Something dangerous flickered in his expression. “If they did, they picked a really stupid time to attack you.” He moved closer, voice dropping. “Unless they wanted to make sure I intervened. The question is—why?”

Olivia had no response. Her brain, along with the rest of her body, seemed like it had simply switched off.

He studied her. “You’re managing the shock well.”

“So are you.” The words slipped out before she could stop them. Too personal, too observant.

Something flickered in his eyes—recognition or wariness or … interest? But his voice stayed carefully neutral. “Occupational requirement.”

A loaded silence fell between them, heavy with unspoken observations. She was acutely aware of how this reversed their intended roles—him assessing her condition, her trying not to analyze his responses. The irony might have been funny if her heart would stop racing every time he moved closer.

Her training screamed that this attraction was textbook transference—adrenaline and gratitude tangled with physical awareness. His protective instincts probably triggered similar responses. Simple biochemistry.

It felt like anything but simple.

“We should—” she started, just as he said, “About the session?—”

They both stopped. A ghost of a smile touched his lips, and for a moment she glimpsed the man beneath the operative—someone who could laugh at the absurdity of their situation.

Then reality crashed back in. They weren’t therapist and patient anymore. But they weren’t exactly rescuer and victim either.

They were something much more complicated. And much more dangerous .

“About rescheduling—” Olivia began, but Axel was already shaking his head.

“We both know that’s not happening.” He leaned against her desk, careful not to disturb the files she’d reorganized. “Professional ethics aside, I just assaulted someone in your office.”

“You stopped an attack,” she corrected automatically. Therapist mode, even now.

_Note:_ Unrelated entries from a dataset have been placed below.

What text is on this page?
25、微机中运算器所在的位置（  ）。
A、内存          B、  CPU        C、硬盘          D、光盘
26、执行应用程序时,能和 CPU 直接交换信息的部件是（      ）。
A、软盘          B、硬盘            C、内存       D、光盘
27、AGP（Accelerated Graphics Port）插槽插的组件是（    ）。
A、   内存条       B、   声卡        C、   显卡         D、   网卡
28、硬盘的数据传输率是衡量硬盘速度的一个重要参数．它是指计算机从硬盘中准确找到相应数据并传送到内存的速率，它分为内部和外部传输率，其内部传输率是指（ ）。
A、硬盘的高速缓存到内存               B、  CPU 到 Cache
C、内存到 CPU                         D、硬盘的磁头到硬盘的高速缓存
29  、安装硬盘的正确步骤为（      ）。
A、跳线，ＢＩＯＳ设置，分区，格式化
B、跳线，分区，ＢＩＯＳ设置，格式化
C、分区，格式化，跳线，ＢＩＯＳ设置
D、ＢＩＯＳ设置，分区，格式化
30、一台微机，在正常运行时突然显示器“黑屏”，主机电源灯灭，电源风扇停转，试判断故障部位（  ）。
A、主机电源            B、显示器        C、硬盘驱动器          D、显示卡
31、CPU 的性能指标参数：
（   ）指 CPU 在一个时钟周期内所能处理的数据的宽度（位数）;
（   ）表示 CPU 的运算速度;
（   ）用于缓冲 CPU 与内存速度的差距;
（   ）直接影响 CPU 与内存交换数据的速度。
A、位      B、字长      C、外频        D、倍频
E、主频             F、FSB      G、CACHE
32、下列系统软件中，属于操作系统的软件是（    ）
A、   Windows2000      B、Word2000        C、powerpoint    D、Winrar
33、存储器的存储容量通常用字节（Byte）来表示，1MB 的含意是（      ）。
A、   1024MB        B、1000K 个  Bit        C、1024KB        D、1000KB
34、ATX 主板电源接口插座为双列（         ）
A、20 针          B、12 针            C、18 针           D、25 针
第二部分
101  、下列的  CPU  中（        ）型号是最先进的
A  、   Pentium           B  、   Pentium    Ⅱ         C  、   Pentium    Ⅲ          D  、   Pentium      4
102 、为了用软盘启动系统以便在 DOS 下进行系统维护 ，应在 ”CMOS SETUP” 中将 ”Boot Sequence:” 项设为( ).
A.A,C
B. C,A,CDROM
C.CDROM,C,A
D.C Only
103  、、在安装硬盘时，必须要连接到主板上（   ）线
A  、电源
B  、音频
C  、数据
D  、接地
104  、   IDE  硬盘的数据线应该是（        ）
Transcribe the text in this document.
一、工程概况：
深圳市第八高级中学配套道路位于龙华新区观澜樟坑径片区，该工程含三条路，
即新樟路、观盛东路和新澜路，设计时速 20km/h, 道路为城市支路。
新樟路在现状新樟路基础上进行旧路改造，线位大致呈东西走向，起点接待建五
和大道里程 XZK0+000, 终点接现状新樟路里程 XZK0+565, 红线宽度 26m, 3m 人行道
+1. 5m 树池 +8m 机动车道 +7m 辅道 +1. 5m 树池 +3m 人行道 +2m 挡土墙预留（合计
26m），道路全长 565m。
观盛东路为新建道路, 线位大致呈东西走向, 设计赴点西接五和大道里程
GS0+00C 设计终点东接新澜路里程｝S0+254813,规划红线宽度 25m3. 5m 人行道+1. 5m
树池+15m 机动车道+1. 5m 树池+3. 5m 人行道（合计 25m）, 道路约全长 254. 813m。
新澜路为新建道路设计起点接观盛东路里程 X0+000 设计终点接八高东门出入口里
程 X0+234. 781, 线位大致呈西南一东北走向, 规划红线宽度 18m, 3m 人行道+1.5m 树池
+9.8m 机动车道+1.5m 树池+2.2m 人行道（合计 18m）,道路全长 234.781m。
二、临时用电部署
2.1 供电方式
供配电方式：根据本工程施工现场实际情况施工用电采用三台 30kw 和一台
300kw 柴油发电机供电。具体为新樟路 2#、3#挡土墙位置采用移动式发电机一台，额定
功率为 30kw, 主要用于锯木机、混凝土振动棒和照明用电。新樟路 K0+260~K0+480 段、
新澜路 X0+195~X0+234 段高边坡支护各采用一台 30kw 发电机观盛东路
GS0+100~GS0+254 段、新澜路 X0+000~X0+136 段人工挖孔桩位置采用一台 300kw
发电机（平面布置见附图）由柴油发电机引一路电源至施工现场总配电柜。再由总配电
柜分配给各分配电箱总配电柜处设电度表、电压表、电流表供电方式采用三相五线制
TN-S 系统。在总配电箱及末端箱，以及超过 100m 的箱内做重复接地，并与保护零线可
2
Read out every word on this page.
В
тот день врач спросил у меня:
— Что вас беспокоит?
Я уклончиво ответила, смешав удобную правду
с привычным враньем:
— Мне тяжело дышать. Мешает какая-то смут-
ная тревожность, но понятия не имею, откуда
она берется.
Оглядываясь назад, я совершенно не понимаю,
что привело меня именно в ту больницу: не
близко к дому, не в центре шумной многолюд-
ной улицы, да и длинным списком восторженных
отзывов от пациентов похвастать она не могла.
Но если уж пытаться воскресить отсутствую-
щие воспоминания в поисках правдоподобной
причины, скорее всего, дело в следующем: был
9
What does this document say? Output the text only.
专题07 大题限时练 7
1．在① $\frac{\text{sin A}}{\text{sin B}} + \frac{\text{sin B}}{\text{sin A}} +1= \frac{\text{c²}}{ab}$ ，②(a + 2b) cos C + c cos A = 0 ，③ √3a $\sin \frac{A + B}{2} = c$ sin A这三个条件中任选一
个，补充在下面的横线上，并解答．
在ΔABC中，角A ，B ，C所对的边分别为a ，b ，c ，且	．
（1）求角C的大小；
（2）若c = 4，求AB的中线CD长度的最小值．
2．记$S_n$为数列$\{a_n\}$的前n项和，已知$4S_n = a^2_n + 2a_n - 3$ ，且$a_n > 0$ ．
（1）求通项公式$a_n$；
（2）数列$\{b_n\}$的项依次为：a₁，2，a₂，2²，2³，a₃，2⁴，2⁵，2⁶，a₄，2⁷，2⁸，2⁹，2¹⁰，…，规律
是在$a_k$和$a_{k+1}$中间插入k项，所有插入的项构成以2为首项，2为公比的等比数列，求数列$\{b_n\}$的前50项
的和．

“Same difference, legally speaking.” His mouth quirked. “Pretty sure APA guidelines don’t cover ‘therapist and patient engage in joint combat operations.’”

That startled a laugh out of her, then she sobered. “You’re right. The therapeutic relationship would be compromised.” She didn’t add: Already is compromised. “I can refer you to several excellent colleagues?—”

“Let’s hold that thought until we figure out what just happened here.” His tone shifted, subtle but clear. “Because either I’m being paranoid?—”

“Or the timing isn’t coincidental.” She finished his thought, mind racing. “My appointment with you was the only new variable today.”

Their eyes met in shared understanding. The air between them crackled with unspoken possibilities, none of them good.

In one afternoon, her careful professional boundaries had been shattered as thoroughly as her window. The safe space she’d created for healing had become a crime scene. And this man, who was supposed to be her patient, had instead become ... what? Ally? Protector? Something else entirely?